I speak not this in hatred to thy lord,
But that I love thee more: a stranger he
Came to the city and thy royal house,
And wedded thee, all thy inheritance
Receiving, by some other woman now
Discover'd to have children privately:
How privately I'll tell thee: when he saw
Thou hadst no child, it pleased him not to bear
A fate like thine; but by some favourite slave,
His paramour by stealth, he hath a son.
Him to some Delphian gave he, distant far,
To educate; who to this sacred house
Consign'd, as secret here, received his nurture.
He knowing this, and that his son advanced
To manhood, urged thee to attend him hither,
Pleading thy childless state. Nor hath the god
Deceived thee: he deceived thee, and long since
Contrived this wily plan to rear his son,
That, if convicted, he might charge the god,
Himself excusing: should the fraud succeed,
He would observe the times when he might safely
Consign to him the empire of thy land.
And this new name was at his leisure form'd,
Ion, for that he came by chance to meet him.
I hate those ill-designing men, that form
Plans of injustice, and then gild them over
With artificial ornament: to me
Far dearer is the honest simple friend,
Than one whose quicker wit is train'd to ill.
And to complete this fraud, thou shalt be urged
To take into thy house, to lord it there,
This low-born youth, this offspring of a slave.
Though ill, it had been open, had he pleaded
Thy want of children, and, thy leave obtain'd,
Brought to thy house a son that could have boasted
His mother noble; or, if that displeased thee,
He might have sought a wife from Aeolus.
Behooves thee then to act a woman's part,
Or grasp the sword, or drug the poison'd bowl,
Or plan some deep design to kill thy husband,
And this his son, before thou find thy death
From them: if thou delay, thy life is lost:
For when beneath one roof two foes are met,
The one must perish.
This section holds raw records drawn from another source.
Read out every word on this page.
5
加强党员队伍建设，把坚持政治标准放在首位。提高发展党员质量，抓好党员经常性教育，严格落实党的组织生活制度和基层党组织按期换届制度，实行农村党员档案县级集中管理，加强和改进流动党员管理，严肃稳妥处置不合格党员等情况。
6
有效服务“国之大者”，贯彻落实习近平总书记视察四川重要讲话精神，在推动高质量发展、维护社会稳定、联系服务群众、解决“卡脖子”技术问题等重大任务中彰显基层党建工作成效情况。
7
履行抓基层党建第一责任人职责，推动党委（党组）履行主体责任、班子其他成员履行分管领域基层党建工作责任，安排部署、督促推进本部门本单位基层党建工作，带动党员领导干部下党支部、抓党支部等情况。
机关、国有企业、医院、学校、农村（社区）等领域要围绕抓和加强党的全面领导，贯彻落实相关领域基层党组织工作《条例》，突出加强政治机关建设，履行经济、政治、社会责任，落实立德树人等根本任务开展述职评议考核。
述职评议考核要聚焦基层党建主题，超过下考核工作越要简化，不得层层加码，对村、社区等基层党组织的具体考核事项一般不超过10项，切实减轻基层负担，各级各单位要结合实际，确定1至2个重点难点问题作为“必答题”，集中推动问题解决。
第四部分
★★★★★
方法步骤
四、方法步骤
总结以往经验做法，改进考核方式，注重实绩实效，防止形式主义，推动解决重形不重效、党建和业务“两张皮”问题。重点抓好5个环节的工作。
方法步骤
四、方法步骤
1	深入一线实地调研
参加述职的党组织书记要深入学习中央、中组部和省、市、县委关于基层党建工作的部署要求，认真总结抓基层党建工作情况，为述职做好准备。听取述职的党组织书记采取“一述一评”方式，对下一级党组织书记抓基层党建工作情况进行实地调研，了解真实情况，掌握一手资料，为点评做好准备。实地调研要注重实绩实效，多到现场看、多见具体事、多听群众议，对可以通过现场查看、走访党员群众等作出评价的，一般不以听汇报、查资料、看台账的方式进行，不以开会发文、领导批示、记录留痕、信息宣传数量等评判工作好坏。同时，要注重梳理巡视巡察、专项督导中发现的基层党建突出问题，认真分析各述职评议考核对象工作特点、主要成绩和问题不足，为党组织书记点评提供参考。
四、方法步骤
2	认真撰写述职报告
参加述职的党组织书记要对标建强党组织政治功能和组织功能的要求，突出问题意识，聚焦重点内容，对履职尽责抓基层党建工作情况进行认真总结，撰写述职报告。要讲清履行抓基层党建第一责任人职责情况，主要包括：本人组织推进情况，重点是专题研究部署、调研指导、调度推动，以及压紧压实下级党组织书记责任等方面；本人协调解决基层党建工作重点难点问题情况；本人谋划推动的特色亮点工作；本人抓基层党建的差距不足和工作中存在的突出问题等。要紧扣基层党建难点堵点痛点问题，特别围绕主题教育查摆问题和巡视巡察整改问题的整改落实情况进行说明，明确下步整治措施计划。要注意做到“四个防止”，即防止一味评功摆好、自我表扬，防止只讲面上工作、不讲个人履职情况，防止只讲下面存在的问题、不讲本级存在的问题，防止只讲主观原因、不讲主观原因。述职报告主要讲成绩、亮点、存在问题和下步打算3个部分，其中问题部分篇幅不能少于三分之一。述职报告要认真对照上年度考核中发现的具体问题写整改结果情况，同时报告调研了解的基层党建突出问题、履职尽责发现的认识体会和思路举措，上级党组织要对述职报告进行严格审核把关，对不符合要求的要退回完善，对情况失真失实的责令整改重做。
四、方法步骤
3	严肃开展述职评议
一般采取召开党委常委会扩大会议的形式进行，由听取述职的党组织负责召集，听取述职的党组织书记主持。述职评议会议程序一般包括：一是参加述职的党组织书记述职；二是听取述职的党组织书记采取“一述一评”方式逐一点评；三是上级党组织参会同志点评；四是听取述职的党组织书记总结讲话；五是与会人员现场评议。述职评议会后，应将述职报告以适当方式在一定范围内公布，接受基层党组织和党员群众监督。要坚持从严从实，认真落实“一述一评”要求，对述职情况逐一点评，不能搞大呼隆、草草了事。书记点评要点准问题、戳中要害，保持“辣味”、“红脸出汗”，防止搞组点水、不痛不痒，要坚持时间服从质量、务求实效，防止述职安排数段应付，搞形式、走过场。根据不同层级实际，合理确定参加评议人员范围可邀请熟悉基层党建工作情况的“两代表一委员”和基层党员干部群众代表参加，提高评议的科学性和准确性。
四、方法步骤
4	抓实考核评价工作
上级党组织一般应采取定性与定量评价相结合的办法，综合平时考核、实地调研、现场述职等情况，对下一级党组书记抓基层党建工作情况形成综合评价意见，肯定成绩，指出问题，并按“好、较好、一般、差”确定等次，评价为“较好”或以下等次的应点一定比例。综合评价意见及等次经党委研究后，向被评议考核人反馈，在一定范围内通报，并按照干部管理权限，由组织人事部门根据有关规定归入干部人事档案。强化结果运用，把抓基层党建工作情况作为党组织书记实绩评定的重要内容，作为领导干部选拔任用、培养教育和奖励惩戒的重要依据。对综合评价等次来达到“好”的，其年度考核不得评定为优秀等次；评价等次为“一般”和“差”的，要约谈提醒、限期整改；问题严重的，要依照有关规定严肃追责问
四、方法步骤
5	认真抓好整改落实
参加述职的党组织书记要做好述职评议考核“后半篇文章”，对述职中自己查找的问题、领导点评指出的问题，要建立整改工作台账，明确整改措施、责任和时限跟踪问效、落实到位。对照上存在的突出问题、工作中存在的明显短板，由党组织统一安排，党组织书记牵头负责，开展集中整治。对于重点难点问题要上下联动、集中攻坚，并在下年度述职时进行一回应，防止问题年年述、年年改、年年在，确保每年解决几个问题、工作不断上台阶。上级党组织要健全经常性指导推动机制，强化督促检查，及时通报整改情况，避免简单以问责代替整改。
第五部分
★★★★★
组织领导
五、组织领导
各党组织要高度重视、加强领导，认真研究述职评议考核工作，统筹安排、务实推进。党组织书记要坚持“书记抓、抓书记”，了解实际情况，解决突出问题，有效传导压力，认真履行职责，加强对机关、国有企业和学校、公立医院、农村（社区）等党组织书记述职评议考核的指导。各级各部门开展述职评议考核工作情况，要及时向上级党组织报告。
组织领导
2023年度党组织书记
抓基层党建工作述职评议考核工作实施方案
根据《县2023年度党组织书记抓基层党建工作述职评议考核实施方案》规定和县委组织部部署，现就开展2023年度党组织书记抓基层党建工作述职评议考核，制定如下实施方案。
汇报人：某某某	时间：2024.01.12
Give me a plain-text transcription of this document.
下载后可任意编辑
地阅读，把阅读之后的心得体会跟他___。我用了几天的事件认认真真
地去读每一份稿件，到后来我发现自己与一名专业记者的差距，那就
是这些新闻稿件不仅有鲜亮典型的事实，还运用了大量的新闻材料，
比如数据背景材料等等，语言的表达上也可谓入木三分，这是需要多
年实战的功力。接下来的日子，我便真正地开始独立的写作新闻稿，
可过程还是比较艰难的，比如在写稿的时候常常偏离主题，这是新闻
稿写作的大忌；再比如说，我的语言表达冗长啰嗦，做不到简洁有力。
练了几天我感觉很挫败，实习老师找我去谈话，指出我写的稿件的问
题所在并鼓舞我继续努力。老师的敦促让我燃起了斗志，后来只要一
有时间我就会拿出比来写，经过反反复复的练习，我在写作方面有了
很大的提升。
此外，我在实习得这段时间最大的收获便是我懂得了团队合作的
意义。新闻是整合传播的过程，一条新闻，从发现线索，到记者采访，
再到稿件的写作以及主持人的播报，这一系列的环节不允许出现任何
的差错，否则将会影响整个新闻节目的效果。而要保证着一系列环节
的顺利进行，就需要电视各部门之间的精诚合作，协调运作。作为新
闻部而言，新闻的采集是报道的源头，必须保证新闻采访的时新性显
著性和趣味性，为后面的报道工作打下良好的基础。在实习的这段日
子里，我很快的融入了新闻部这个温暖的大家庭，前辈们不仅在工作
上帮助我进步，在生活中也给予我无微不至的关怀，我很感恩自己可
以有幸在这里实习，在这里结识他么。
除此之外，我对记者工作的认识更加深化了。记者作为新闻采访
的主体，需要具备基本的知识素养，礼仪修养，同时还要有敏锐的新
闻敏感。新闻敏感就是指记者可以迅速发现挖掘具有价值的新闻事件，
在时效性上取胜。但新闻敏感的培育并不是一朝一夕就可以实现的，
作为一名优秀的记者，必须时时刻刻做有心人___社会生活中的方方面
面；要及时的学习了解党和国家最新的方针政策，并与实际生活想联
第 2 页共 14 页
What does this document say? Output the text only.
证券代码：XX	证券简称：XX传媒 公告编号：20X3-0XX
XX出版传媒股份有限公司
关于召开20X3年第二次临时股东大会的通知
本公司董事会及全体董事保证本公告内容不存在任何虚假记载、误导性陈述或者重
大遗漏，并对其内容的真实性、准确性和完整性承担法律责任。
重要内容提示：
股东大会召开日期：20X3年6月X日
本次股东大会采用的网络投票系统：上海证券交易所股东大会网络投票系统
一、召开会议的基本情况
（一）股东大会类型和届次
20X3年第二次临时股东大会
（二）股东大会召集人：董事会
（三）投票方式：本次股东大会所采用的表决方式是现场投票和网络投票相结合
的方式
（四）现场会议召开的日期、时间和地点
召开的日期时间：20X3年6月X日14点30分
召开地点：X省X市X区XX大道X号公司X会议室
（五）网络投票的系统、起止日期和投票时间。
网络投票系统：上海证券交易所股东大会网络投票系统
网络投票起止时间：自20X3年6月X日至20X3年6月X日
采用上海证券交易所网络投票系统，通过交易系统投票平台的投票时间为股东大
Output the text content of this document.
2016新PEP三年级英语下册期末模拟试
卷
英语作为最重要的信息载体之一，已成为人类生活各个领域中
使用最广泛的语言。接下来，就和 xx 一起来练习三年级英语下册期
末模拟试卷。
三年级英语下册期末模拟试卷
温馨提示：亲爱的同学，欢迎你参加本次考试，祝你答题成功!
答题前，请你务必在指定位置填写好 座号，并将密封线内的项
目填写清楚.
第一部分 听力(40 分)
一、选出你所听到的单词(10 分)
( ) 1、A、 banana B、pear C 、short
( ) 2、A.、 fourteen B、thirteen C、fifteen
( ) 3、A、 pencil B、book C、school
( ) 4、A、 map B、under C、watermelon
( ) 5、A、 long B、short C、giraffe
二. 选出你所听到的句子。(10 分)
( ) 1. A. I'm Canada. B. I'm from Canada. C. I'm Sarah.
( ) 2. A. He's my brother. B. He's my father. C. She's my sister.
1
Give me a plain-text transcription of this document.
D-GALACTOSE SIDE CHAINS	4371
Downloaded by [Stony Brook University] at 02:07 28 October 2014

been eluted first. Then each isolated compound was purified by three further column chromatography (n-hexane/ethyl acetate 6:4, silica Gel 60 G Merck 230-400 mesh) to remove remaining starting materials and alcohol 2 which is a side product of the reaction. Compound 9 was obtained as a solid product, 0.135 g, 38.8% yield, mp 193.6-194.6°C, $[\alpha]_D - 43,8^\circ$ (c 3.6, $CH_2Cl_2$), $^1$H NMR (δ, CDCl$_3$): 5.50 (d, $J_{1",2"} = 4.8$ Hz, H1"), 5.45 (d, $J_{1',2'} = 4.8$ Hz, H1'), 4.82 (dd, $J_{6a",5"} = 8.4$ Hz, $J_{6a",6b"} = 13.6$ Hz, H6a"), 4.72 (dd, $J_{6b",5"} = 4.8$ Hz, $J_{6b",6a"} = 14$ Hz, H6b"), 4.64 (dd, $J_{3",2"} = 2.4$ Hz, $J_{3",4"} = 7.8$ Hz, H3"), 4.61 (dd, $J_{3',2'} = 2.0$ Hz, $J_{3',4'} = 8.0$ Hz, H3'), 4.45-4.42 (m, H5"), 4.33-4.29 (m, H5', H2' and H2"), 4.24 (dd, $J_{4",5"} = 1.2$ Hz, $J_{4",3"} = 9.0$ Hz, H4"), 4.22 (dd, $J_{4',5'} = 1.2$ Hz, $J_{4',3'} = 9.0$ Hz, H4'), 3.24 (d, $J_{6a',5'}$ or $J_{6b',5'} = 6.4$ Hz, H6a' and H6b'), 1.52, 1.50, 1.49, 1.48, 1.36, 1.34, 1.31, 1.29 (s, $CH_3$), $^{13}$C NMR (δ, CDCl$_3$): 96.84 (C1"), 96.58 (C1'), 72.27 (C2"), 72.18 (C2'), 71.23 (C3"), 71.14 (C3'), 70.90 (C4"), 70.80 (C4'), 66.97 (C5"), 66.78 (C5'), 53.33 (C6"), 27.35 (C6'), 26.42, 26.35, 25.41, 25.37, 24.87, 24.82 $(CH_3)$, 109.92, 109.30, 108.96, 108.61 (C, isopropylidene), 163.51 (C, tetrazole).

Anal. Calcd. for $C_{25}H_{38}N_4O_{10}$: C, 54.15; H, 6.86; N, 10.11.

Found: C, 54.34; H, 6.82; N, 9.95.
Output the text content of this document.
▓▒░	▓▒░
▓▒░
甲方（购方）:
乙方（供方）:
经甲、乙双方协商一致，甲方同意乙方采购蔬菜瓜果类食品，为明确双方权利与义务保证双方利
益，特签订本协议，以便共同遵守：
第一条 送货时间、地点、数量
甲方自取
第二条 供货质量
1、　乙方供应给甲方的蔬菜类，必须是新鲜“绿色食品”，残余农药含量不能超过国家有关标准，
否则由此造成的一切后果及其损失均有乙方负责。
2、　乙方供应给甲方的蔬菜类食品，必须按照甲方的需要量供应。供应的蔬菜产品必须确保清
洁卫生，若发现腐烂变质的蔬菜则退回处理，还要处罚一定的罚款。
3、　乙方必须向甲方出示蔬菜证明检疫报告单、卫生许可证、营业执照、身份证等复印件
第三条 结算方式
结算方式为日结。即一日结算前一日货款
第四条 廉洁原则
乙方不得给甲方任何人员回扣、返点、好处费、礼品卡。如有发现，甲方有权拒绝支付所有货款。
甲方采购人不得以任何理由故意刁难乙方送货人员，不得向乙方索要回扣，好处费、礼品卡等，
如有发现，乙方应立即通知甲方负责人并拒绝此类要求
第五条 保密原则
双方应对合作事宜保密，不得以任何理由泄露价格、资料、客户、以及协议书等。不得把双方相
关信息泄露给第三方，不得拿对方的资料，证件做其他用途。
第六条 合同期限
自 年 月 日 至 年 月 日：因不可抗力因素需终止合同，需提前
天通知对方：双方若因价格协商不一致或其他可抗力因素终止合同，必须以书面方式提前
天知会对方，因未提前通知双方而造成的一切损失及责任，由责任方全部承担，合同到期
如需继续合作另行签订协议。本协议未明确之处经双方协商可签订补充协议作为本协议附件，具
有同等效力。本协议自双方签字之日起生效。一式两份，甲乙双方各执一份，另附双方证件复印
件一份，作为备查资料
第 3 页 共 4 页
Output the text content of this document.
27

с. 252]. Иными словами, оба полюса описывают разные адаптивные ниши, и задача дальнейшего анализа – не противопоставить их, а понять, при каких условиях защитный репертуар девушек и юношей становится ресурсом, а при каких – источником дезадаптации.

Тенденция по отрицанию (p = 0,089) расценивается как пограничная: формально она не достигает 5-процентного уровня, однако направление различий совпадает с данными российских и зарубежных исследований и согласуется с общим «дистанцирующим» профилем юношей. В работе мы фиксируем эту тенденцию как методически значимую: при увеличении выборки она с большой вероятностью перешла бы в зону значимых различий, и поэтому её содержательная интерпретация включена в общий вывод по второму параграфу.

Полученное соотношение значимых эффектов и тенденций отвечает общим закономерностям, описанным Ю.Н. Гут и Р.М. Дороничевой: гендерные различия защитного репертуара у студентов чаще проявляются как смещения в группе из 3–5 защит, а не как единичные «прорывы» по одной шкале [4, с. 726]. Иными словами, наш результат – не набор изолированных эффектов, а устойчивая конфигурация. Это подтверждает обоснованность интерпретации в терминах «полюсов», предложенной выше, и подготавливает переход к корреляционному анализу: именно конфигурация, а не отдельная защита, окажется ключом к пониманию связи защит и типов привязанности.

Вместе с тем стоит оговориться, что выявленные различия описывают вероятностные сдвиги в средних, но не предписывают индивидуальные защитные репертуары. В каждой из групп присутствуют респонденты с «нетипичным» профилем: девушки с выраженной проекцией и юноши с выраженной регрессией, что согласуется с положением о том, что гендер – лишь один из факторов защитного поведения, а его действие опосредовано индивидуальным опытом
I with ready zeal
Will aid thee in this work, and kill the youth,
Entering the grot where he prepares the feast;
Indifferent in my choice, so that I pay
What to my lords I owe, to live or die.
If there is aught that causes slaves to blush,
It is the name; in all else than the free
The slave is nothing worse, if he be virtuous.
I too, my honour'd queen, with cheerful mind
Will share thy fate, or die, or live with honour.